Paul has two major struggles he explains to the Colossians. He struggles to proclaim Christ (1.24-27) and to present the churches in Colossae and Laodicea as mature (1.28). He is a gardener who works by the sweat of his brow to plant—to proclaim Christ—and to prune—to make them fruit into mature trees.
Epaphras is also described as a gardener among them (4.12) with the same burden to prune the garden. His pruning hook is prayer. Pastors are gardeners. Like Adam was, and like Christ was revealed to be in John 21, appearing as the gardener in the Resurrection, those who are appointed to serve churches are to plant and to prune.
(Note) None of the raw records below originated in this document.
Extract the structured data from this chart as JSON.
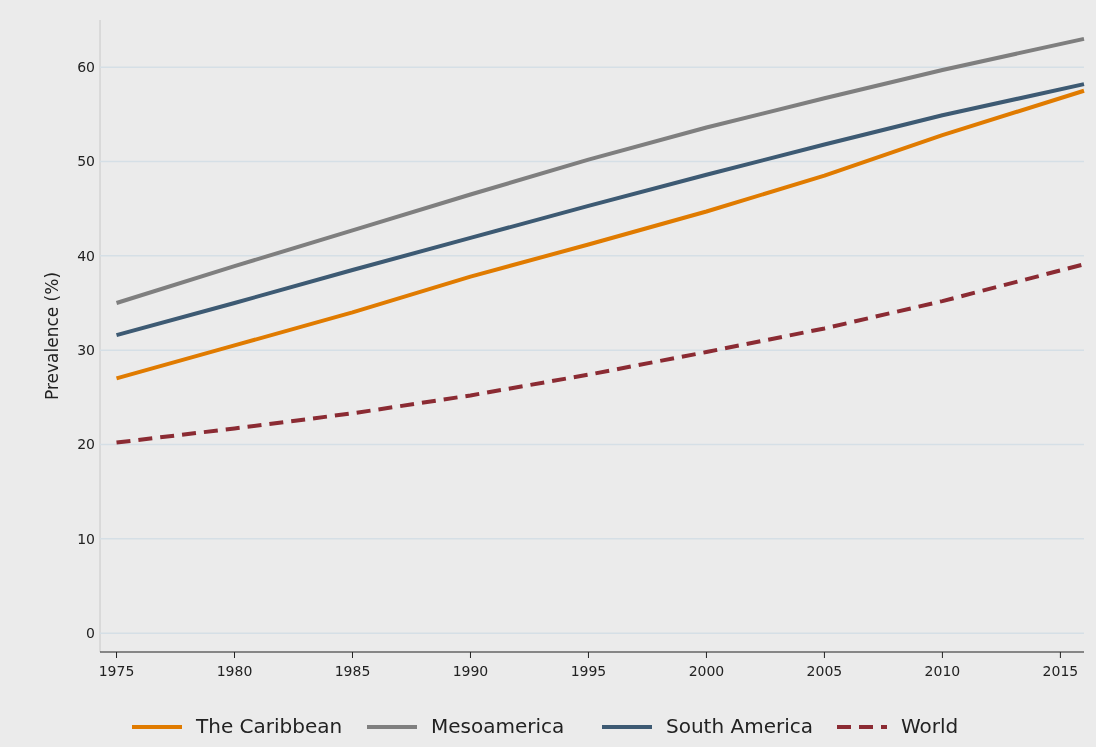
{
  "chart_data": {
    "type": "line",
    "ylabel": "Prevalence (%)",
    "x": [
      1975,
      1980,
      1985,
      1990,
      1995,
      2000,
      2005,
      2010,
      2016
    ],
    "series": [
      {
        "name": "The Caribbean",
        "color": "#e07b00",
        "values": [
          27,
          30.5,
          34,
          37.8,
          41.2,
          44.7,
          48.5,
          52.8,
          57.5
        ]
      },
      {
        "name": "Mesoamerica",
        "color": "#7f7f7f",
        "values": [
          35,
          38.9,
          42.7,
          46.5,
          50.2,
          53.6,
          56.7,
          59.7,
          63
        ]
      },
      {
        "name": "South America",
        "color": "#3d5a73",
        "values": [
          31.6,
          35,
          38.5,
          41.9,
          45.3,
          48.6,
          51.8,
          54.9,
          58.2
        ]
      },
      {
        "name": "World",
        "color": "#8b2b33",
        "values": [
          20.2,
          21.7,
          23.3,
          25.2,
          27.4,
          29.8,
          32.3,
          35.2,
          39.1
        ],
        "line_style": "dashed"
      }
    ],
    "xlim": [
      1974.3,
      2016
    ],
    "xticks": [
      1975,
      1980,
      1985,
      1990,
      1995,
      2000,
      2005,
      2010,
      2015
    ],
    "ylim": [
      -2,
      65
    ],
    "yticks": [
      0,
      10,
      20,
      30,
      40,
      50,
      60
    ],
    "grid": "y",
    "legend": "bottom",
    "line_style": "solid"
  }
}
It may seem like a twisting of the metaphor to suggest that we are not only trees but gardeners, but Jesus seems happy to call himself both in John 15, so I think we’re on safe ground.
This is how we as individuals know the difference between what will lead to good and bad fruit.
There are three temptations that shepherd-gardeners need to be live to:
Firstly, the temptation not to prune. No one enjoys being pruned, and some people actively dislike it. We don’t like it when someone points out our sin, or gently suggests we’re growing in the wrong direction, or drinking from ‘water’ that is fouled rather than the pure well of Christ. If we’ve experienced bad pruning—even pruning that cut off good fruit—in the past, it can be especially difficult to receive that sort of pastoral care and counsel again. As we pastor, we must be courageous to prune what needs pruning, and gentle as we prune like Jesus who neither snuffed out a smoking flax (Isaiah 42.3) or crushed a bruised reed.
Secondly, the temptation not to plant at all, but to buy someone else’s produce. Human trees are grown into maturity by the slow work of word and sacrament over decades. The latest ministerial fad, or just the good work that the church down the road is doing, is not going to sustain your people. Do your work as a gardener.
Thirdly, there’s a temptation to rush. We live in an instant world that wants results. Wisdom cannot be earned through process, only through gift and growth. It takes long years of work, sometimes with little seeming reward in the meantime.
Finally, Paul encourages all at Colossae and Laodicea to join in with the pruning of each other by ‘teaching and admonishing in all wisdom.’ We do so in singing psalms, hymns & spiritual songs—the Church’s gathered worship is an act of pruning and will lead to good fruit (3.16-17).
It is after we eat of wisdom’s tree that we are ‘renewed in knowledge’ (3.10) after having first been cursed by knowledge taken rather than gifted. This happens sacramentally as we drink of the fruit of wisdom’s tree in wine at the Lord’s Supper. Paul’s description of our new selves as being renewed in knowledge comes after two tables of five sins (3.5 & 3.8), ten prohibitions to mirror the commandments, and just before out new clothing—the new self that we put on—is described as love with a sevenfold explanation of what love looks like (3.12-14).
This is what wisdom’s fruit looks like: wisdom leads to Christlike love. This is the same principle written into the wisdom literature of the Old Testament, with the Song of Songs as its pinnacle. This love is variously described as clothing we are gifted and wear, fruit we grow, and fruit we receive to eat. The guest can only be grateful to the host for the clothing they provide as we come in from the furious rain, the tree can only be grateful to the gardener for the fruit they grow as they are pruned and tended through clement weather and foul, and the child can only be grateful to the parent for the fruit they provide for breakfast.
Our goal is the wisdom of the gods, which in every myth of the ancient world produces pride. Christian wisdom that produces love, over the slow growing seasons of life, cannot produce pride. It is a gift from the God of gifts. Gratitude is the only correct response. Even when our wisdom is the product of a life well-lived and suffering weathered, it is not ours in which to be proud. It remains a gift. The fruit of proud trees is poisonous and will poison our own fruit in turn.
The answer is, as it always is, in the Way of Jesus, in thanksgiving for bountiful, gratuitous gifts.